The Hub’s full-time manger, Ann Wild, skilled in winning funding for social projects, said finding ways of combating loneliness especially among older villagers, was one of their main priorities. ‘We aim to address problems associated with rural and social isolation, that is to say transport, social activity and local facilities,’ said Ann. The Hub has been given the use of a North Yorkshire County Council mini bus which helps older people living independently and in care homes to get out and meet people. It will also help bridge the gaps in recent public transport cuts.
There’s help at the Hub too for local groups applying for funding. It also offers volunteering opportunities and training, advertises local jobs, provides computer access and training and runs the community website in partnership with the Chamber of Trade. There is business support too with administrative services including photocopying, laminating, passport photographs as well as displays for local community groups.
And while Grassington Hub doesn’t necessarily aim its services at day trippers and tourists, it is the place to go to learn about and get tickets for the latest events including festivals, concerts, exhibitions, theatre productions and movie nights. Volunteers will help with travel information too. Grassington Hub is a DITA (Dales Integrated Transport Alliance) Transport Hub with a dedicated computer and printer to help with transport inquiries and making travel bookings.
Grassington is the home of the Upper Wharfedale Fell Rescue Association whose members risk their lives to save those who get into difficulty in caves, down mineshafts, on crags, on the fells or anywhere not accessible to normal emergency services. The rescue team is made up of over 80 well trained and well equipped volunteer cavers, climbers and mountaineers and covers Wharfedale, Nidderdale, Littondale and mid-Airedale.and is on call 365 days a year. The association relies on public donations so if you would like to give this Christmas go to their website uwfra.org.uk to find out how you can help.
Dickensian Christmas Festival
One of the highlights of year in Grassington are the preparations for Christmas when the whole village steps back to Dickensian times over three Saturdays including November 29th, December 6th and December 13th. The Grassington Dickensian Christmas Festival opens with a parade led by Hebden Bridge Band and Town Crier followed by a feast of entertainment ranging from Morris dancing and Punch and Judy to walk about magic shows and carol singing.
‘There are plenty of Christmas shopping opportunities as you discover the nooks and crannies which house our traditional shops,’ said Angela Jackson, festival co-ordinator. ‘The village is also brimming with market stalls and there’s an indoor craft fair with many local organisations and charities selling their Christmas wares.

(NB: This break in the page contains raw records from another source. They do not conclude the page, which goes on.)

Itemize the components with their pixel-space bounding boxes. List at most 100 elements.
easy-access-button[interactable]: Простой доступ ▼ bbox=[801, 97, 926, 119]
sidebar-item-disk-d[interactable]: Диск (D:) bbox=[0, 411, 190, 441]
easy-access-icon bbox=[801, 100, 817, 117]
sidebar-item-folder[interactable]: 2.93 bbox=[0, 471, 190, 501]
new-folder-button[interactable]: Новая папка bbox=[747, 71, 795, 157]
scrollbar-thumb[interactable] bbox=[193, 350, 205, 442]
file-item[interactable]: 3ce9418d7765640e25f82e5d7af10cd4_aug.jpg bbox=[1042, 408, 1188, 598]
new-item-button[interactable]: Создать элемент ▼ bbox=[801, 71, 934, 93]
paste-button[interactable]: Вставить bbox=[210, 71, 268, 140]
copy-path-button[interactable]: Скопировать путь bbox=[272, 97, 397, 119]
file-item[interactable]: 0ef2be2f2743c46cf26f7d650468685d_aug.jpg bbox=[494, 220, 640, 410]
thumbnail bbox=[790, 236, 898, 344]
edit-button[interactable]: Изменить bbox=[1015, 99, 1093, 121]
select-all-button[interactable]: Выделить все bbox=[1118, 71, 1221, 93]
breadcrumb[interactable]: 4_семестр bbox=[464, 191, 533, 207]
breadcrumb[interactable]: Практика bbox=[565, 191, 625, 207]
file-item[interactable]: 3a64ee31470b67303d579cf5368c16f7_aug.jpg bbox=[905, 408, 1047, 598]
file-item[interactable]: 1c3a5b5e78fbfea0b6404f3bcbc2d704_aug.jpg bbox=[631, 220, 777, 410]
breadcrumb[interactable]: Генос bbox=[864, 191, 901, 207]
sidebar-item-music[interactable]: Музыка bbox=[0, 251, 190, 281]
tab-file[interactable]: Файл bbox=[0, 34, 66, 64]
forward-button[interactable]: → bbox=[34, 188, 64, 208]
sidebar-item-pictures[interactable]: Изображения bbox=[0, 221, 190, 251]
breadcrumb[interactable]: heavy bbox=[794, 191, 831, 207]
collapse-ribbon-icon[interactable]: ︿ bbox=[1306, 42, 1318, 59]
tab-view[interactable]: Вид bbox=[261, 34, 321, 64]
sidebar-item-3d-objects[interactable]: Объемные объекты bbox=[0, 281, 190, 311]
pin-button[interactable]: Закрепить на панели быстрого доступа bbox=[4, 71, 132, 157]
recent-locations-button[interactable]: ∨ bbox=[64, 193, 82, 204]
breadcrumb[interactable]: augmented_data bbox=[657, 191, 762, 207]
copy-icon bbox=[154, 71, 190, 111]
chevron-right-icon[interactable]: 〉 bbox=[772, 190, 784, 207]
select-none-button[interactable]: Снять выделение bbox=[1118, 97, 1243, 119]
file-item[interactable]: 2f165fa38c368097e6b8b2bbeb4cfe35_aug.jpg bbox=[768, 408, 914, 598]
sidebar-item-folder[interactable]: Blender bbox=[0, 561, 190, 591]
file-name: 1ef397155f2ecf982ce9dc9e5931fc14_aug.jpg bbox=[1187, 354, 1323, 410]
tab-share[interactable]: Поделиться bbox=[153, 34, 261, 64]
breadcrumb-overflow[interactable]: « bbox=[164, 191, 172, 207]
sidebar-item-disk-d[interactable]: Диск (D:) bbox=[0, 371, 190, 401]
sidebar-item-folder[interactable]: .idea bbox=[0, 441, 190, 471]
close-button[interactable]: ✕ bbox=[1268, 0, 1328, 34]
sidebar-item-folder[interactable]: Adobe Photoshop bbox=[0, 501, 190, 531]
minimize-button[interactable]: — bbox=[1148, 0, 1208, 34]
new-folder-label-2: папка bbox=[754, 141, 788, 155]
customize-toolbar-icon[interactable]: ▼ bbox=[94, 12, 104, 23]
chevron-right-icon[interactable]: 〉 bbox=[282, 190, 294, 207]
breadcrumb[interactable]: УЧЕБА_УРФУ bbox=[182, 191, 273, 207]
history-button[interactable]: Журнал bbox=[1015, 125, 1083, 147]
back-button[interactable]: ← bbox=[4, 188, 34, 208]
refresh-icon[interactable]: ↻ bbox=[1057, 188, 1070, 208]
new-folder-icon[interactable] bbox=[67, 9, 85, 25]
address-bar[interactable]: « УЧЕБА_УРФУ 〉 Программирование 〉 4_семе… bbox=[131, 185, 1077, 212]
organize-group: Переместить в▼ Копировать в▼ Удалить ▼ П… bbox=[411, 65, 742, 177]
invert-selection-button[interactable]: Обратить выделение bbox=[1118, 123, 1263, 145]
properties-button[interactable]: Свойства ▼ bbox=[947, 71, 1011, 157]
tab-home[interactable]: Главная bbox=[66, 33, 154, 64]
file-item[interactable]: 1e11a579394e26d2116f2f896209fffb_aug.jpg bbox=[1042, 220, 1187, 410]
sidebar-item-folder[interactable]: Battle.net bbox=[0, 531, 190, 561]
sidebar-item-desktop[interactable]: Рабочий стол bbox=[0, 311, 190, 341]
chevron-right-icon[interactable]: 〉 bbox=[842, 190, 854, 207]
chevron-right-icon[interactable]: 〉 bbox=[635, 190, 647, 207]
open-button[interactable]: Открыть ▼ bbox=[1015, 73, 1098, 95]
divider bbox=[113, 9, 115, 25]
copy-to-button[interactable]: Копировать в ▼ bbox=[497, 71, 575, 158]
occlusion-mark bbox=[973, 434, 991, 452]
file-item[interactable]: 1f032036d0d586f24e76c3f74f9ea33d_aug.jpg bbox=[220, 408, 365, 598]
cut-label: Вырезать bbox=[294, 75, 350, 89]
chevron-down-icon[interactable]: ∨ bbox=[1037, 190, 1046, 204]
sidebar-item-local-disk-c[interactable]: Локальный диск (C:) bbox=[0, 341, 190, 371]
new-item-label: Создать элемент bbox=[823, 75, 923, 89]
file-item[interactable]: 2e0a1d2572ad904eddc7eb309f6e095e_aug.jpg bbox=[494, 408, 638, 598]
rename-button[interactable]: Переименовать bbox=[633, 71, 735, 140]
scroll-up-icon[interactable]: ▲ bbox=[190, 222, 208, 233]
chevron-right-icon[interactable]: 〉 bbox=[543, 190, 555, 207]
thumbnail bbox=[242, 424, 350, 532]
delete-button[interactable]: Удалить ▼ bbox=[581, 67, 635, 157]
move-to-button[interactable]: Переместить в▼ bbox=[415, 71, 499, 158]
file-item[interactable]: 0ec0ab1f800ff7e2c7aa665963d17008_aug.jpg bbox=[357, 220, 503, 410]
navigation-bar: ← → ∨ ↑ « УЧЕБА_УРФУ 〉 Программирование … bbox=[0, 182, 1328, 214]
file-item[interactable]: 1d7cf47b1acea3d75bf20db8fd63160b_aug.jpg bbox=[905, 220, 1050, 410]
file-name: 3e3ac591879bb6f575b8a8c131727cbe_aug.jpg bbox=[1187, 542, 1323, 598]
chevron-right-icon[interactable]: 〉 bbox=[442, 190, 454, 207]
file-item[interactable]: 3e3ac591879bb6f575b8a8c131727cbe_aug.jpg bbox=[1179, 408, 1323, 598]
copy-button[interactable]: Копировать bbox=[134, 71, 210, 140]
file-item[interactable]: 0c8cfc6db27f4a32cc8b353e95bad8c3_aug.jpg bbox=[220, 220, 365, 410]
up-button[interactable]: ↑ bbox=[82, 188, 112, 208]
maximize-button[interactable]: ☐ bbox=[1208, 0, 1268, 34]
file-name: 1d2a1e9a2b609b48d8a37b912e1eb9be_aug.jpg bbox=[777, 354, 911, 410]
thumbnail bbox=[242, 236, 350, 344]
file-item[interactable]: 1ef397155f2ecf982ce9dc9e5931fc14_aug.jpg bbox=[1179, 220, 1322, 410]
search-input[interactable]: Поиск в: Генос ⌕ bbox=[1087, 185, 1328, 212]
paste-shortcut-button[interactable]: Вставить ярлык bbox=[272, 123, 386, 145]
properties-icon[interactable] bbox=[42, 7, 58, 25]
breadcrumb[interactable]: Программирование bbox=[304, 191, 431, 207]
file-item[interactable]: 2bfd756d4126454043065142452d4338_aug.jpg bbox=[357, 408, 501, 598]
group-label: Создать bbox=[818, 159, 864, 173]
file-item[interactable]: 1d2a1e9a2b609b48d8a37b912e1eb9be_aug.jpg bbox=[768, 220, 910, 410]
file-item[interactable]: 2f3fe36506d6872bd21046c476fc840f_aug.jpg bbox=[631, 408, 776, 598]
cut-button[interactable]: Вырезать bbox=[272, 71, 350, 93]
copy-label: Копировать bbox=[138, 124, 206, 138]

‘Enjoy the entertainment on the bandstand and throughout the village courtesy of local bands, choirs, street theatre, re-enactors, dancers, circus performers, buskers and lots more. All around the village aromas of open braziers, roasting chestnuts and mulled wine will whet your appetite for the delights of local cafes and hostelries.’ And don’t forget to visit Santa in his grotto then follow the torchlight procession to the Main Square and join in the community carol singing.